Pete also revealed he’s been getting dad tips from certified comedy daddies Adam Sandler and Colin Jost, who presumably told him things like “don’t let your toddler open for your stand-up set” and “babies don’t need Yeezys.”
“Everyone’s just been super excited for me, because they know it’s been my dream,” he added. “They all keep saying it’s the best thing I’ll ever do.”
(Pete, sweetie, this baby is about to be your greatest bit yet. The ultimate punchline.)

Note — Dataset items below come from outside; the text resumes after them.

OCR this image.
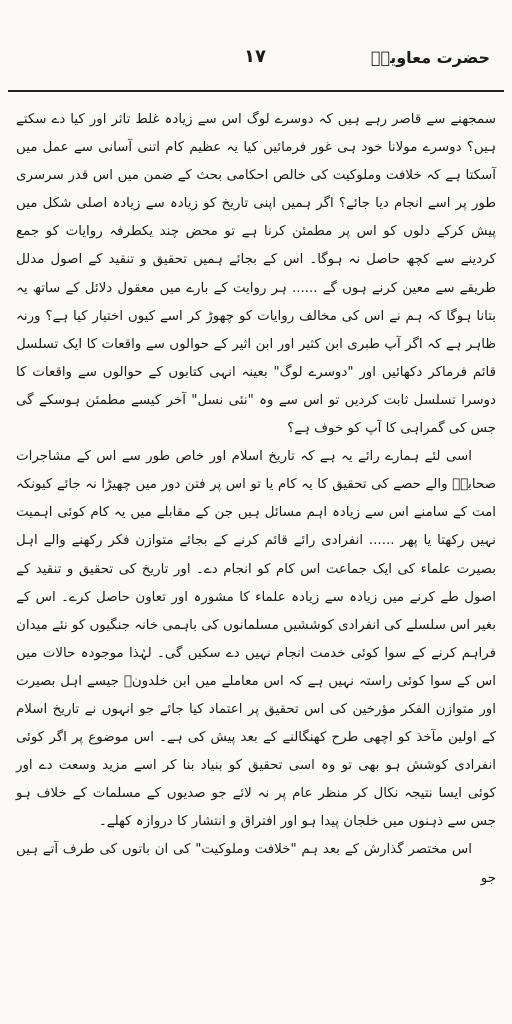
حضرت معاویہؓ
۱۷

سمجھنے سے قاصر رہے ہیں کہ دوسرے لوگ اس سے زیادہ غلط تاثر اور کیا دے سکتے ہیں؟ دوسرے مولانا خود ہی غور فرمائیں کیا یہ عظیم کام اتنی آسانی سے عمل میں آسکتا ہے کہ خلافت وملوکیت کی خالص احکامی بحث کے ضمن میں اس قدر سرسری طور پر اسے انجام دیا جائے؟ اگر ہمیں اپنی تاریخ کو زیادہ سے زیادہ اصلی شکل میں پیش کرکے دلوں کو اس پر مطمئن کرنا ہے تو محض چند یکطرفہ روایات کو جمع کردینے سے کچھ حاصل نہ ہوگا۔ اس کے بجائے ہمیں تحقیق و تنقید کے اصول مدلل طریقے سے معین کرنے ہوں گے ...... ہر روایت کے بارے میں معقول دلائل کے ساتھ یہ بتانا ہوگا کہ ہم نے اس کی مخالف روایات کو چھوڑ کر اسے کیوں اختیار کیا ہے؟ ورنہ ظاہر ہے کہ اگر آپ طبری ابن کثیر اور ابن اثیر کے حوالوں سے واقعات کا ایک تسلسل قائم فرماکر دکھائیں اور "دوسرے لوگ" بعینہ انہی کتابوں کے حوالوں سے واقعات کا دوسرا تسلسل ثابت کردیں تو اس سے وہ "نئی نسل" آخر کیسے مطمئن ہوسکے گی جس کی گمراہی کا آپ کو خوف ہے؟

اسی لئے ہمارے رائے یہ ہے کہ تاریخ اسلام اور خاص طور سے اس کے مشاجرات صحابہؓ والے حصے کی تحقیق کا یہ کام یا تو اس پر فتن دور میں چھیڑا نہ جائے کیونکہ امت کے سامنے اس سے زیادہ اہم مسائل ہیں جن کے مقابلے میں یہ کام کوئی اہمیت نہیں رکھتا یا پھر ...... انفرادی رائے قائم کرنے کے بجائے متوازن فکر رکھنے والے اہل بصیرت علماء کی ایک جماعت اس کام کو انجام دے۔ اور تاریخ کی تحقیق و تنقید کے اصول طے کرنے میں زیادہ سے زیادہ علماء کا مشورہ اور تعاون حاصل کرے۔ اس کے بغیر اس سلسلے کی انفرادی کوششیں مسلمانوں کی باہمی خانہ جنگیوں کو نئے میدان فراہم کرنے کے سوا کوئی خدمت انجام نہیں دے سکیں گی۔ لہٰذا موجودہ حالات میں اس کے سوا کوئی راستہ نہیں ہے کہ اس معاملے میں ابن خلدونؒ جیسے اہل بصیرت اور متوازن الفکر مؤرخین کی اس تحقیق پر اعتماد کیا جائے جو انہوں نے تاریخ اسلام کے اولین مآخذ کو اچھی طرح کھنگالنے کے بعد پیش کی ہے۔ اس موضوع پر اگر کوئی انفرادی کوشش ہو بھی تو وہ اسی تحقیق کو بنیاد بنا کر اسے مزید وسعت دے اور کوئی ایسا نتیجہ نکال کر منظر عام پر نہ لائے جو صدیوں کے مسلمات کے خلاف ہو جس سے ذہنوں میں خلجان پیدا ہو اور افتراق و انتشار کا دروازہ کھلے۔

اس مختصر گذارش کے بعد ہم "خلافت وملوکیت" کی ان باتوں کی طرف آتے ہیں جو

🍼THE ORIGIN STORY OF BABY DAVIDSON
In case you missed the entire timeline because you were busy leveling up your Thetan abilities, Pete and Elsie started dating in March 2025 during a Florida vacation (so already a trauma bond). They made their red carpet debut at the Blossom Ball in May, which is basically the Met Gala for uteruses.
And now, BOOM. BABY. Gestating as we speak.
⚡️REAL TALK: IS THIS CHILD DESTINED FOR THE BRIDGE TO TOTAL FREEDOM?
This baby could very well be our next OT VIII. With Pete’s raw thetan energy and Elsie’s model DNA, this child might break the time-space continuum before it can walk. Someone get the E-meter ready. This infant might come out already knowing the secrets of Xenu.